Before everyone starts explosively typing essays about why a stock's price is virtually impossible to predict, I want to iterate that I am not asking how to know what a stock's price will be. I am asking what mechanism is actually responsible for changing the stock's price. Not the multitude of factors that influence it, but literally what is changing the number. Why is a stock's price $43.56 one second, and then $43.57 the next? What changed the number? A computer program? If the answer is something like 'an algorithm changes the number based on what people are willing to pay for it', what does that even mean? What number would anybody be paying for the stock other than its instantaneous price?
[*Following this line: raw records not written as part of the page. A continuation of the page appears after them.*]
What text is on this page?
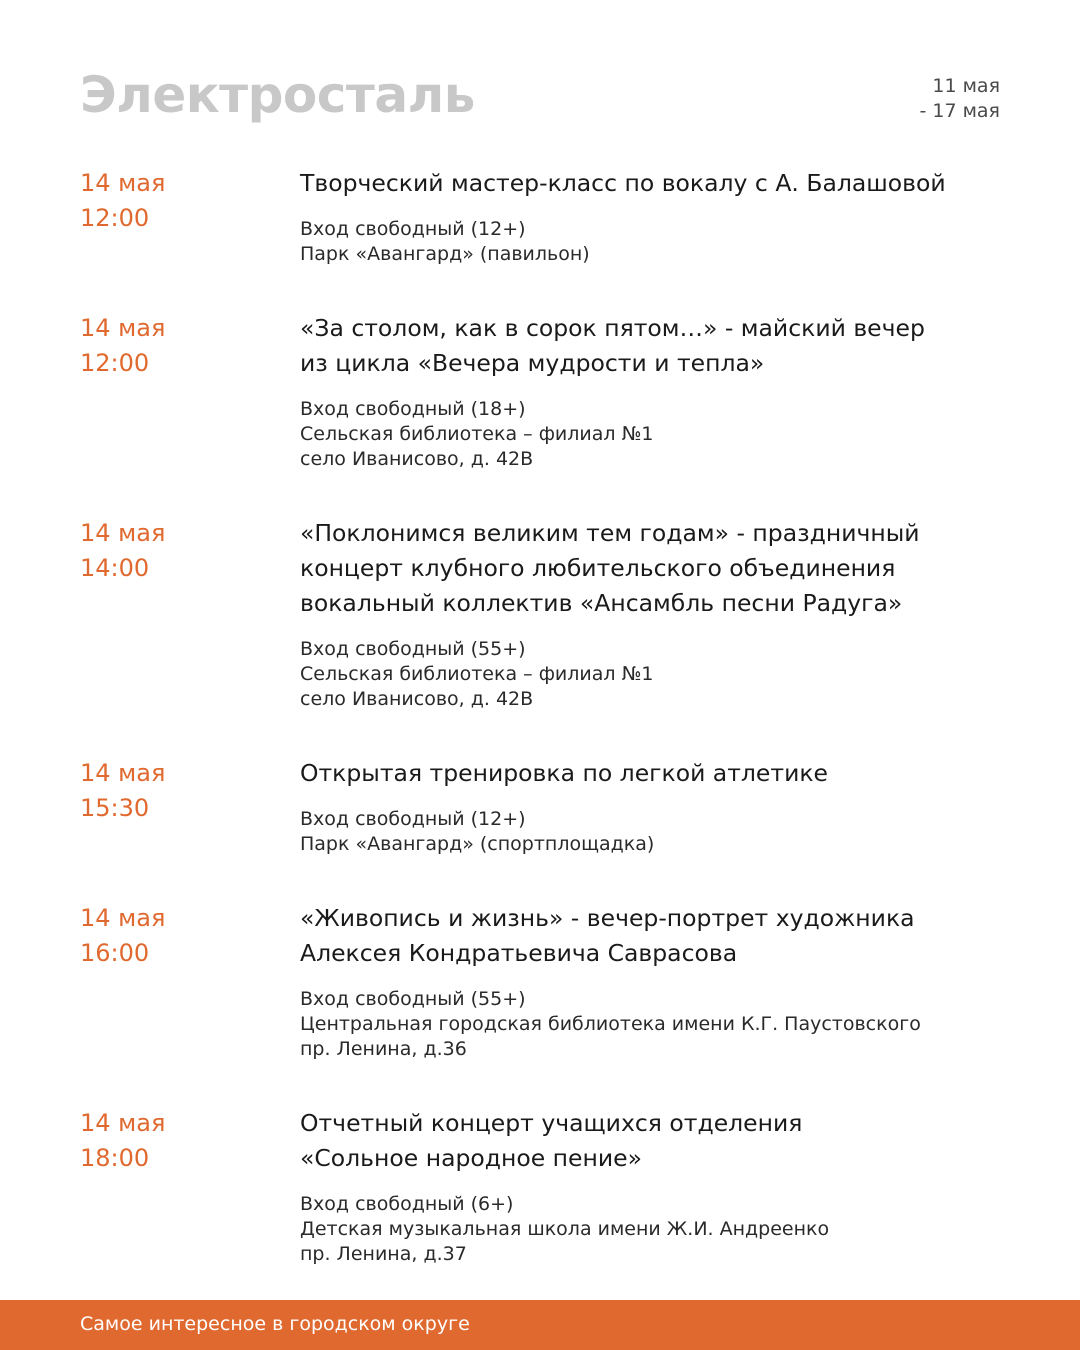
Электросталь	11 мая
- 17 мая
14 мая
12:00
Творческий мастер-класс по вокалу с А. Балашовой
Вход свободный (12+)
Парк «Авангард» (павильон)
14 мая
12:00
«За столом, как в сорок пятом…» - майский вечер
из цикла «Вечера мудрости и тепла»
Вход свободный (18+)
Сельская библиотека – филиал №1
село Иванисово, д. 42В
14 мая
14:00
«Поклонимся великим тем годам» - праздничный
концерт клубного любительского объединения
вокальный коллектив «Ансамбль песни Радуга»
Вход свободный (55+)
Сельская библиотека – филиал №1
село Иванисово, д. 42В
14 мая
15:30
Открытая тренировка по легкой атлетике
Вход свободный (12+)
Парк «Авангард» (спортплощадка)
14 мая
16:00
«Живопись и жизнь» - вечер-портрет художника
Алексея Кондратьевича Саврасова
Вход свободный (55+)
Центральная городская библиотека имени К.Г. Паустовского
пр. Ленина, д.36
14 мая
18:00
Отчетный концерт учащихся отделения
«Сольное народное пение»
Вход свободный (6+)
Детская музыкальная школа имени Ж.И. Андреенко
пр. Ленина, д.37
Самое интересное в городском округе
Does more and more people purchasing at $43.56 tell the algorithm 'lets move it to $43.57 and see if people continue to buy at the same/increased rate'?

  • 1
    Demand. Investors are interested in participating in the company's profit activity.
    – Pete B.
    Dec 5, 2019 at 13:48
  • 2
    It's simpler than an algorithm. The price is the last price at which a stock was actually sold. Not what an algorithm thinks it might be sold at. Dec 5, 2019 at 15:37

1 Answer 1


The stock market is an auction with buyers and sellers looking to acquire different amounts of stock at any given moment in time.

If there is a net excess of buying volume, price rises. If there is a net excess of selling volume, price declines. When buying and selling is in equilibrium, price does not change.

It's simply a tug of war between supply and demand.